For the purposes of testing, I made the states visible in the front end. Every time motion is detected, the state changes:

To get notifications I simply needed to set up an automation that was triggered by the state change and sent a notification if the corresponding notify switch was turned on. I configured it in the GUI, but the corresponding YAML looks like this:

- id: '1565518521456'
  alias: Test alarm
  trigger:
  - entity_id: sensor.back_garden_alerts
    platform: state
  condition:
  - condition: state
    entity_id: input_boolean.back_garden_notify
    state: 'on'
  action:
  - data:
      message: Motion detected in back garden
      service: persistent_notification.create

I used the persistent notification for testing, but aimed to switch to Pushover when I was happy with it.

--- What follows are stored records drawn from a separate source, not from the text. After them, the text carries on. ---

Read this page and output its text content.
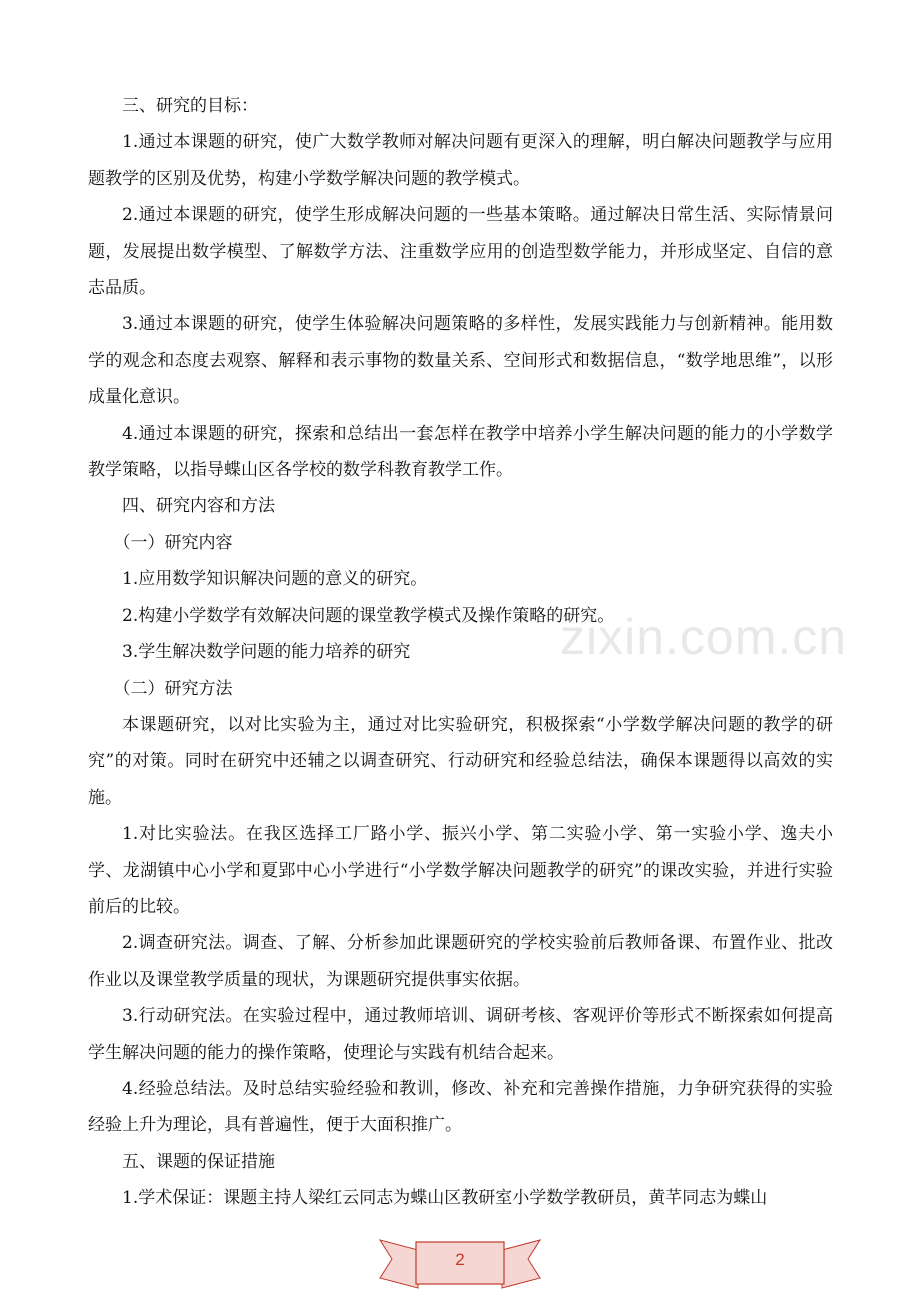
三、研究的目标：

1.通过本课题的研究，使广大数学教师对解决问题有更深入的理解，明白解决问题教学与应用题教学的区别及优势，构建小学数学解决问题的教学模式。

2.通过本课题的研究，使学生形成解决问题的一些基本策略。通过解决日常生活、实际情景问题，发展提出数学模型、了解数学方法、注重数学应用的创造型数学能力，并形成坚定、自信的意志品质。

3.通过本课题的研究，使学生体验解决问题策略的多样性，发展实践能力与创新精神。能用数学的观念和态度去观察、解释和表示事物的数量关系、空间形式和数据信息，“数学地思维”，以形成量化意识。

4.通过本课题的研究，探索和总结出一套怎样在教学中培养小学生解决问题的能力的小学数学教学策略，以指导蝶山区各学校的数学科教育教学工作。

四、研究内容和方法

（一）研究内容

1.应用数学知识解决问题的意义的研究。

2.构建小学数学有效解决问题的课堂教学模式及操作策略的研究。

3.学生解决数学问题的能力培养的研究

（二）研究方法

本课题研究，以对比实验为主，通过对比实验研究，积极探索“小学数学解决问题的教学的研究”的对策。同时在研究中还辅之以调查研究、行动研究和经验总结法，确保本课题得以高效的实施。

1.对比实验法。在我区选择工厂路小学、振兴小学、第二实验小学、第一实验小学、逸夫小学、龙湖镇中心小学和夏郢中心小学进行“小学数学解决问题教学的研究”的课改实验，并进行实验前后的比较。

2.调查研究法。调查、了解、分析参加此课题研究的学校实验前后教师备课、布置作业、批改作业以及课堂教学质量的现状，为课题研究提供事实依据。

3.行动研究法。在实验过程中，通过教师培训、调研考核、客观评价等形式不断探索如何提高学生解决问题的能力的操作策略，使理论与实践有机结合起来。

4.经验总结法。及时总结实验经验和教训，修改、补充和完善操作措施，力争研究获得的实验经验上升为理论，具有普遍性，便于大面积推广。

五、课题的保证措施

1.学术保证：课题主持人梁红云同志为蝶山区教研室小学数学教研员，黄芊同志为蝶山

zixin.com.cn
2
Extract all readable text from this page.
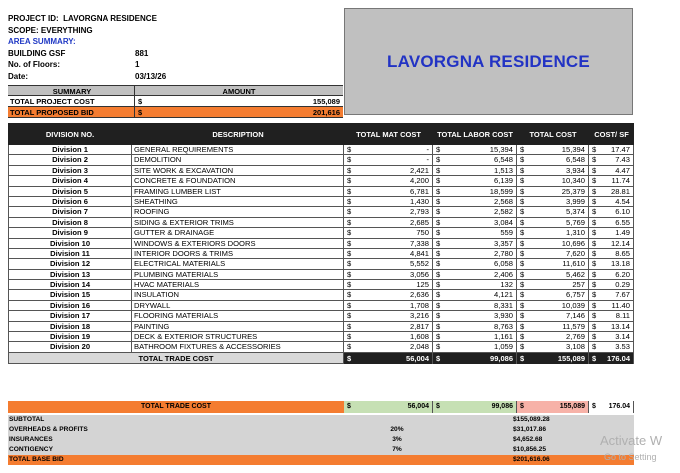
PROJECT ID:
LAVORGNA RESIDENCE
SCOPE:
EVERYTHING
AREA SUMMARY:
BUILDING GSF	881
No. of Floors:	1
Date:	03/13/26
LAVORGNA RESIDENCE
SUMMARY	AMOUNT
TOTAL PROJECT COST	$	155,089
TOTAL PROPOSED BID	$	201,616
DIVISION NO.	DESCRIPTION	TOTAL MAT COST	TOTAL LABOR COST	TOTAL COST	COST/ SF
Division 1	GENERAL REQUIREMENTS	$	- $	15,394 $	15,394 $ 17.47
Division 2	DEMOLITION	$	- $	6,548 $	6,548 $ 7.43
Division 3	SITE WORK & EXCAVATION	$	2,421 $	1,513 $	3,934 $ 4.47
Division 4	CONCRETE & FOUNDATION	$	4,200 $	6,139 $	10,340 $ 11.74
Division 5	FRAMING LUMBER LIST	$	6,781 $	18,599 $	25,379 $ 28.81
Division 6	SHEATHING	$	1,430 $	2,568 $	3,999 $ 4.54
Division 7	ROOFING	$	2,793 $	2,582 $	5,374 $ 6.10
Division 8	SIDING & EXTERIOR TRIMS	$	2,685 $	3,084 $	5,769 $ 6.55
Division 9	GUTTER & DRAINAGE	$	750 $	559 $	1,310 $ 1.49
Division 10	WINDOWS & EXTERIORS DOORS	$	7,338 $	3,357 $	10,696 $ 12.14
Division 11	INTERIOR DOORS & TRIMS	$	4,841 $	2,780 $	7,620 $ 8.65
Division 12	ELECTRICAL MATERIALS	$	5,552 $	6,058 $	11,610 $ 13.18
Division 13	PLUMBING MATERIALS	$	3,056 $	2,406 $	5,462 $ 6.20
Division 14	HVAC MATERIALS	$	125 $	132 $	257 $ 0.29
Division 15	INSULATION	$	2,636 $	4,121 $	6,757 $ 7.67
Division 16	DRYWALL	$	1,708 $	8,331 $	10,039 $ 11.40
Division 17	FLOORING MATERIALS	$	3,216 $	3,930 $	7,146 $	8.11
Division 18	PAINTING	$	2,817 $	8,763 $	11,579 $ 13.14
Division 19	DECK & EXTERIOR STRUCTURES	$	1,608 $	1,161 $	2,769 $ 3.14
Division 20	BATHROOM FIXTURES & ACCESSORIES	$	2,048 $	1,059 $	3,108 $ 3.53
TOTAL TRADE COST	$	56,004 $	99,086 $	155,089 $ 176.04
TOTAL TRADE COST	$	56,004 $	99,086 $	155,089 $ 176.04
SUBTOTAL	$155,089.28
OVERHEADS & PROFITS	20%	$31,017.86
INSURANCES	3%	$4,652.68
CONTIGENCY	7%	$10,856.25
TOTAL BASE BID	$201,616.06
Activate W
Go to Setting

So far so good, but it has a limitation. Motion events tend to come in batches. If someone moves into range and is detected, a motion event will be fired. If they stop for a second or two and then move again, another motion event is detected. This can mean several notifications for what is, essentially, a single event.

I only really wanted a single notification. As soon as I got the first notification I’d be checking the cameras anyway, so the repeats would just be unnecessary and irritating. I needed a way to throttle the notifications so that I only got one for each camera within a certain time period.

I considered timers and trying to store the last time a camera triggered motion using an input_text box but the YAML was starting to get complicated. This was definitely an example of an automation that needed a proper programming language…

Luckily that’s possible with Home Assistant coupled with AppDaemon, and in the next instalment I’ll describe how I used AppDaemon to throttle the notifications.